Permutations - Formula & Examples
Permutation is the arranging of a given number of things in every possible order of succession. There is a particular rule to write the numbers, such as form the series of numbers 1, 2, 3, 4 etc, up to the number o things to be permuted, and their continued product will be the number of permutations.

For Example: How many different integral numbers may be expressed by writing the 5 significant digits in succession, each figure to be taken once, and once in each number. Its answer is 120 ( = 120).

The order or number of arrangements is known as the permutation. Basically, it is a rearrangement within elements of a given ordered list in one-to-one manner of correspondence. In this section will discuss in detail about permutation.


If we have to find permutation of a list of n elements, it is given by n!, read as n factorial. Also, n! can be calculated by finding the product of natural numbers from 1 to n, that is, 

n! = n (n – 1) (n – 2) ….. 3 . 2 . 1

For Example: we have three elements in a set say {4, 3, 7} so we have 3! = 6

arrangements which are {3, 4, 7}, {3, 7, 4}, {4, 3, 7}, {4, 7, 3}, {7, 4, 3}, {7, 3, 4}.

If we need to find permutation arrangement of k elements out of a given set of n elements then we have the following formula:

n (n – 1) (n – 2) … (n – k + 1)

It is denoted by various notations. P (n, k),  $nP_k$ etc.
The basic formula is given as follows:

$n P_k$ = $\frac{n!}{(n – k)!}$

This formula is equal to zero if $k > n$.

This formula gives the same product as given above. But it is just more simplified one.
But what is the difference between a combination and a permutation? Being precise we can say that if order of things does not matter then we say it is combination and if the order of things makes a difference then we say there is permutation.

For Example: the fruit salad is a combination but the combination of any safe will be a permutation.

So we say that a permutation is nothing but an ordered combination.

In permutation we have two types: one in which repetition is allowed and another without any repetition. 

For non repeating permutations we use the formula mentioned above either the factorial form or the k out of n elements form. 

For repeating ones we simply multiply n with itself the number of times it is repeating, that is, n^r where n is the number of things to be chosen from and r is the number of items being chosen.


Let us see some examples of problems based on permutations.
Example 1:  Find out the number of ways in which 4 girls can form a group of 15 in total to be lined up for a click.

Solution: We need to find out P(15,4)

P (15, 4) = $\frac{15!} {(15 - 4)!}$ = $\frac{15!}{11!}$ = $\frac{15 . 14 . 13 . 12 . 11!}{11!}$ 

 = 32760
So the group of 15 girls can form 32760 different lineups as 4.

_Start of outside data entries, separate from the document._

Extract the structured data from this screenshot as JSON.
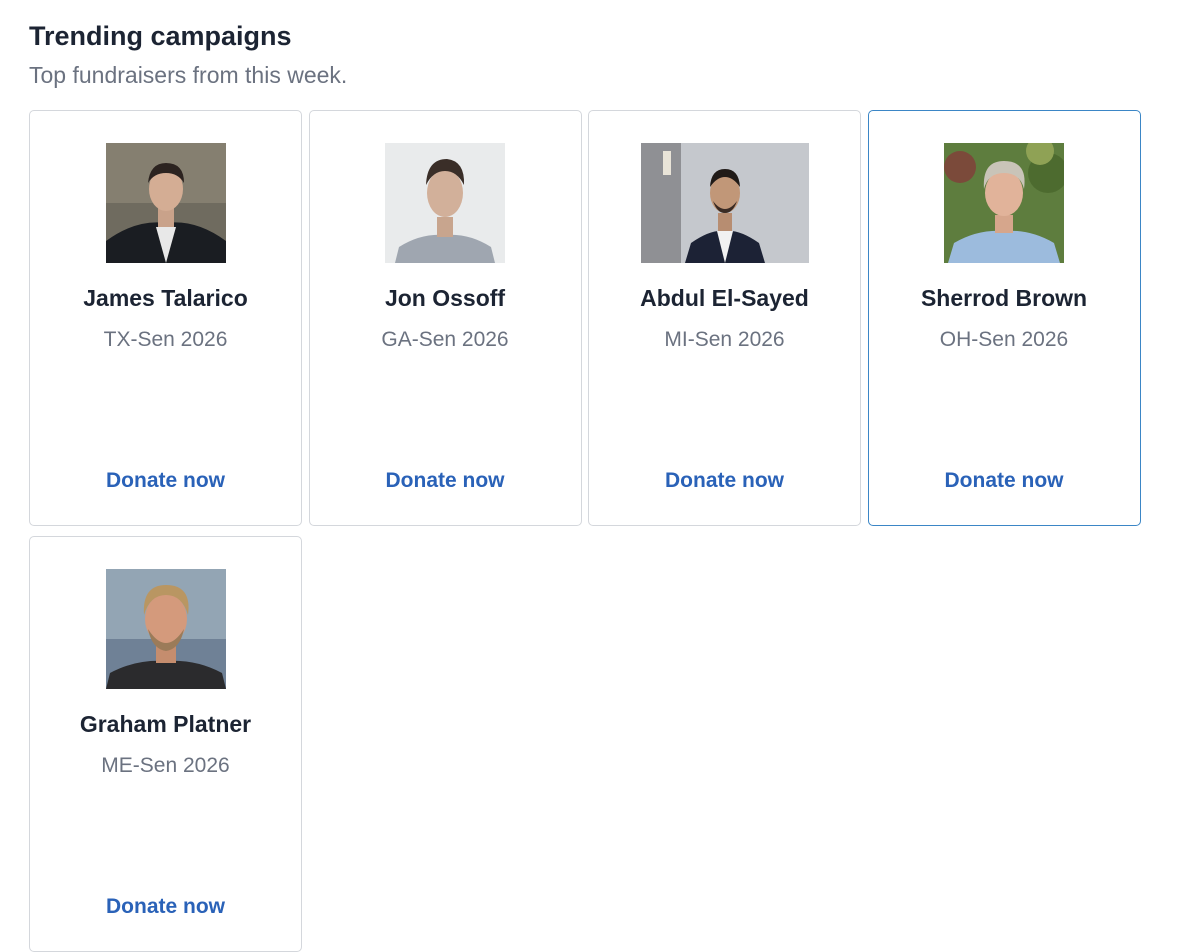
{
  "header": {
    "title": "Trending campaigns",
    "subtitle": "Top fundraisers from this week."
  },
  "campaigns": [
    {
      "name": "James Talarico",
      "race": "TX-Sen 2026",
      "cta": "Donate now",
      "active": false
    },
    {
      "name": "Jon Ossoff",
      "race": "GA-Sen 2026",
      "cta": "Donate now",
      "active": false
    },
    {
      "name": "Abdul El-Sayed",
      "race": "MI-Sen 2026",
      "cta": "Donate now",
      "active": false
    },
    {
      "name": "Sherrod Brown",
      "race": "OH-Sen 2026",
      "cta": "Donate now",
      "active": true
    },
    {
      "name": "Graham Platner",
      "race": "ME-Sen 2026",
      "cta": "Donate now",
      "active": false
    }
  ],
  "colors": {
    "title": "#1c2433",
    "muted": "#6b7280",
    "link": "#2a62b8",
    "card_border": "#d4d7dc",
    "card_border_active": "#3b86c6"
  }
}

Example 2: Given a word “MATHS”, find the number of possible arrangements of its letters.

Solution: We can see that there is no repetition in the word MATHS. Also, that there are 5 digits in total in the given word. Also, we have 5 out of 5 choices given.

Hence, P (5, 5) = $\frac{5!} {(5 – 5)!}$ = $\frac{5!}{0!}$ = 5! = 5 * 4 * 3 * 2 * 1 = 120.
So we have 120 numbers of possible arrangements of digits of word MATHS.

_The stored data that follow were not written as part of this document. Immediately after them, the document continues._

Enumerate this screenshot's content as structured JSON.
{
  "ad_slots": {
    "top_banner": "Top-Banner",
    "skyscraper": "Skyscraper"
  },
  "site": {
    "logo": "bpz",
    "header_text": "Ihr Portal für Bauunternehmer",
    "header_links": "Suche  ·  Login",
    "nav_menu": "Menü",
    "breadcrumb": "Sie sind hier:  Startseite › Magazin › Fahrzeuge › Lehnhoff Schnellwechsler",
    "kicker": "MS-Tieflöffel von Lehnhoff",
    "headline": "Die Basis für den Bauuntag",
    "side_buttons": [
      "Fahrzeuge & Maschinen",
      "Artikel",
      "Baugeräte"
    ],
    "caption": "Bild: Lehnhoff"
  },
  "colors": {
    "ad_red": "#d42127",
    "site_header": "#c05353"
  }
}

Example 3: Sujen wants to draw two cards from a deck of 52 cards, without replacement.  What is the probability of drawing a 10 and a jack in that order.

Solution: Sujen wants to draw 10 and a jack from a deck.

In a deck, there are four 10 and four jack 

So probability of drawing a 10 and a jack is $P(4, 1) . P(4, 1)$

From a deck of 52 cards Sujen wants to draw two cards i.e. P(52, 2) 

=> $\frac{ P(4, 1) .P(4, 1)} {P(52, 2)}$ = $\frac{ 4 . 4} {2652}$ = $\frac{ 16} {2652}$ = $\frac{4}{663}$

The probability of drawing a 10 and a jack is $\frac{4}{663}$.